A scalar is a single number. A scalar is zero-dimensional.
4 # a single number
a = 4 # store as a value
a * 10 # can do calculation
half.a = a/2
half.a
A vector is a row of numbers. A vector is one-dimensional.
vector1 = c(1, 3, 5, 9) # this vector has 4 elments
vector2 = c(2, 5, -1, 3)
vector1 + vector2
vector3 = 1:20 # generate a vectors with integers from 1 to 15
vector4 = rnorm(20) # this vector has 10 elments and is generated from the normal distribution with mean 0 and standard deviation 1.
vector5 = seq(from = 0, to = 50, by = 5) # use the seq() function to construct a vector
You can extract individual elements in a vector by using an indexing structure vector[i]. For example:
vector5[10]
vector5[c(4,7)]
You can do some operations with vectors.
vector = c(1, 3, 5, 9, 0, 12)
length(vector)
mean(vector)
sd(vector)
sqrt(vector)
A matrices are two-dimensional vectors. To define a matrix, use the function matrix
?matrix # get help about function matrix
matrix(data = c(1:20), nrow = 2)
matrix(data = c(1:20), ncol = 2)
matrix(data = c(1:20), nrow = 4, ncol = 5)

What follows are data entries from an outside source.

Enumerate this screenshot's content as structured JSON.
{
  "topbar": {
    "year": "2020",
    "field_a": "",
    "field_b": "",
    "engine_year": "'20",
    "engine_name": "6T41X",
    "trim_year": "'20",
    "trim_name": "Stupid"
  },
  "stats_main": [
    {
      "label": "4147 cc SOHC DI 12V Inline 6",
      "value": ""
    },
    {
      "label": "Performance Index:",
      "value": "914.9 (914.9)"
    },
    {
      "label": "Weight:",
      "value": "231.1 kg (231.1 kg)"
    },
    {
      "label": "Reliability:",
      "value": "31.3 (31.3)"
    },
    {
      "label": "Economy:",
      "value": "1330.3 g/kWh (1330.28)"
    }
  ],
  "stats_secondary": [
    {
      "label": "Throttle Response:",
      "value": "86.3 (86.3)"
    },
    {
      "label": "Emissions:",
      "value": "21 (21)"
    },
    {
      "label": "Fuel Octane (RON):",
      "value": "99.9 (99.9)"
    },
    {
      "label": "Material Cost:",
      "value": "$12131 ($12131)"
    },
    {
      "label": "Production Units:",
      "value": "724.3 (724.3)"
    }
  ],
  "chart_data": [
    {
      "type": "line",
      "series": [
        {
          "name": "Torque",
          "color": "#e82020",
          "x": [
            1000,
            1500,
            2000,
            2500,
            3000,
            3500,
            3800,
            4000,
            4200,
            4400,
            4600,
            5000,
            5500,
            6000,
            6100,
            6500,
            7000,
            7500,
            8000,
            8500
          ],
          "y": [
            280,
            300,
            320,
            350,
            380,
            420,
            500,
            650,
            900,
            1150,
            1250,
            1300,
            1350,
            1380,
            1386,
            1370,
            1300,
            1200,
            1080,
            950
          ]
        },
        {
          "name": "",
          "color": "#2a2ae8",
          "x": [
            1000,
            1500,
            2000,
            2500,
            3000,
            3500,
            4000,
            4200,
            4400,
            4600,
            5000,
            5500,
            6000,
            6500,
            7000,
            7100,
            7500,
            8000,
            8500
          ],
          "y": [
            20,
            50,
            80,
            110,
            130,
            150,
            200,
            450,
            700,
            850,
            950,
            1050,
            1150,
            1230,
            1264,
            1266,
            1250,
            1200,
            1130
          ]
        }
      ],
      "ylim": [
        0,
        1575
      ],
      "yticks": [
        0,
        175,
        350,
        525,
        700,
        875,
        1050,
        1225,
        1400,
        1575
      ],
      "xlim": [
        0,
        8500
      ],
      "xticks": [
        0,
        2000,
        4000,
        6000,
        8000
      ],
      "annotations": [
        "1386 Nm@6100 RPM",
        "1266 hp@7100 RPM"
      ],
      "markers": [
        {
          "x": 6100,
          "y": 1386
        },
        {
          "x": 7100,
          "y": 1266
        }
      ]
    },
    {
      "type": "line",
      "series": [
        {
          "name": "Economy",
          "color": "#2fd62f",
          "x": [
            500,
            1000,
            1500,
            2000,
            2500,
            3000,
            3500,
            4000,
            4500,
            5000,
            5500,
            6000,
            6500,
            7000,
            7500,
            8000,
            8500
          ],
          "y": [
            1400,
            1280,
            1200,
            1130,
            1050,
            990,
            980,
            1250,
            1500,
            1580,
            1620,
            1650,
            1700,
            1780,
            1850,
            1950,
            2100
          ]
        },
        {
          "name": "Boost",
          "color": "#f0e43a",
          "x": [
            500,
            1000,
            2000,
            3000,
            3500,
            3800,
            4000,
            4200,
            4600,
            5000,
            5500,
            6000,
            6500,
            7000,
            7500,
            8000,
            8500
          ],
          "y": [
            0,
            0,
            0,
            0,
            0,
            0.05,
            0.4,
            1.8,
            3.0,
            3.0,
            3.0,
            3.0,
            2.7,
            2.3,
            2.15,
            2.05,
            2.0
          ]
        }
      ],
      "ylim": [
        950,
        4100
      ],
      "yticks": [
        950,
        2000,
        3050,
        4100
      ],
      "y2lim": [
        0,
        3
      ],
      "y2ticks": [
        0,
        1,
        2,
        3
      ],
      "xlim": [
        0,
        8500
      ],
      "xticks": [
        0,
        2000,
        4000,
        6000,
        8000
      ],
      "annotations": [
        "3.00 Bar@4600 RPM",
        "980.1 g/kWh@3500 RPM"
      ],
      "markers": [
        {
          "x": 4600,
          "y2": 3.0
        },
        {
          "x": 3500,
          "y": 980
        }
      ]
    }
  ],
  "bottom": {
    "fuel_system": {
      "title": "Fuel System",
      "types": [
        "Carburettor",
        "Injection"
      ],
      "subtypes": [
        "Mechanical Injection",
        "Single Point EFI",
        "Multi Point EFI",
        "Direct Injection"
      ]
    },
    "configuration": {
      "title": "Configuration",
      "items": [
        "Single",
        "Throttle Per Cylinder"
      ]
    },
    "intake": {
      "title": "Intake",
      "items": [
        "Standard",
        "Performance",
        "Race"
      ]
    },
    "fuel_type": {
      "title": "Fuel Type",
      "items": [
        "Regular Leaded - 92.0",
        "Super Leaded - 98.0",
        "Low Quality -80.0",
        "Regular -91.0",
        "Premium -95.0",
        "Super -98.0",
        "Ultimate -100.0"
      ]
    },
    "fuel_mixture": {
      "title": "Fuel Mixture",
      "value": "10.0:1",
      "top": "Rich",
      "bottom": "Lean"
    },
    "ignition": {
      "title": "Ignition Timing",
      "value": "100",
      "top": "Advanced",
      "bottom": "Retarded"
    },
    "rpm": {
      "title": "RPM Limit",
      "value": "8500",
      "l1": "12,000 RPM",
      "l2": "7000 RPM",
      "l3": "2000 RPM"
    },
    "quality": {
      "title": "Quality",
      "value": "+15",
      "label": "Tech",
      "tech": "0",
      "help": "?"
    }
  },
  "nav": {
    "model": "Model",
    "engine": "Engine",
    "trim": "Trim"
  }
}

matrix(data = c(1:20), ncol = 5, nrow = 4)
# A more complicated example
m <- matrix(1:6, nrow = 2, dimnames = list(c("a", "b"), LETTERS[1:3]))
m
Matrix operations are similar to vector operations. Elements of a matrix can be addressed in the usual way: [row, column].
a = matrix(data = c(1:20), nrow = 2)
a[1,2] # extract element in row 1 column 2
a[1,] # extract all elements in row 1.
a[,5] # extract all elements in column 5.
A data frames is a matrix with names above the columns. Use the function data.frame() to create a data frame.
?data.frame
Frame = data.frame(one = c(10, 11, 12), two = c( 2, 3, 4), three = c(18, -3, 0))
Frame
You can extract specific columns from a data frame.
Frame$one # extract column one by specifying the name of the column
Frame[,1] # extract column one by specifying the location of the column.
Frame[,c(1,3)] # extract columns one and three
You can do calculation with columns
mean(Frame$one) # find the mean
sd(Frame$one) # find the standard deviation
Create an R Markdown script file, which constructs two random normal vectors of length 100. Call them x1 and x2. Make a data frame called dframe containing these two columns. Plot the data by using plot() function.
A list is a collection of vectors that don't have to be of the same length, unlike matrices and data frames.
L = list(one = 1, two = c(1,2), three = seq(0, 1, length = 5), four = c ("mary", "bob"))
L
names(L) # get the names of the list L
n = c(2, 3, 5)
s = c("aa", "bb", "cc", "dd", "ee")
b = c(TRUE, FALSE, TRUE, FALSE, FALSE)
x = list(n, s, b) # x contains copies of n, s, b
x
Text included in a block will be shown in a block. R code included in a block is treated as text and won't be evaluated.
summary(cars$dist)
summary(cars$speed)
This is the structure of an R code chunk, similar to the block but with curly brackets around letter r
R code will be evaluated and printed when included in chunks. Example:
# Define the cars vector with 5 values
trucks <- c(1, 3, 6, 4, 9, 12)
# Graph trucks using blue points overlayed by a line
plot(trucks, type = "o", col = "blue")
# Create a title
title(main = "Autos")
To embed R code inline with text, use the single quotation marks and include the lower case letter _r_: `r `
Example 1 : The names of the variables in the dataset cars are speed, dist.
Example 2: My favorite number is 3.1416.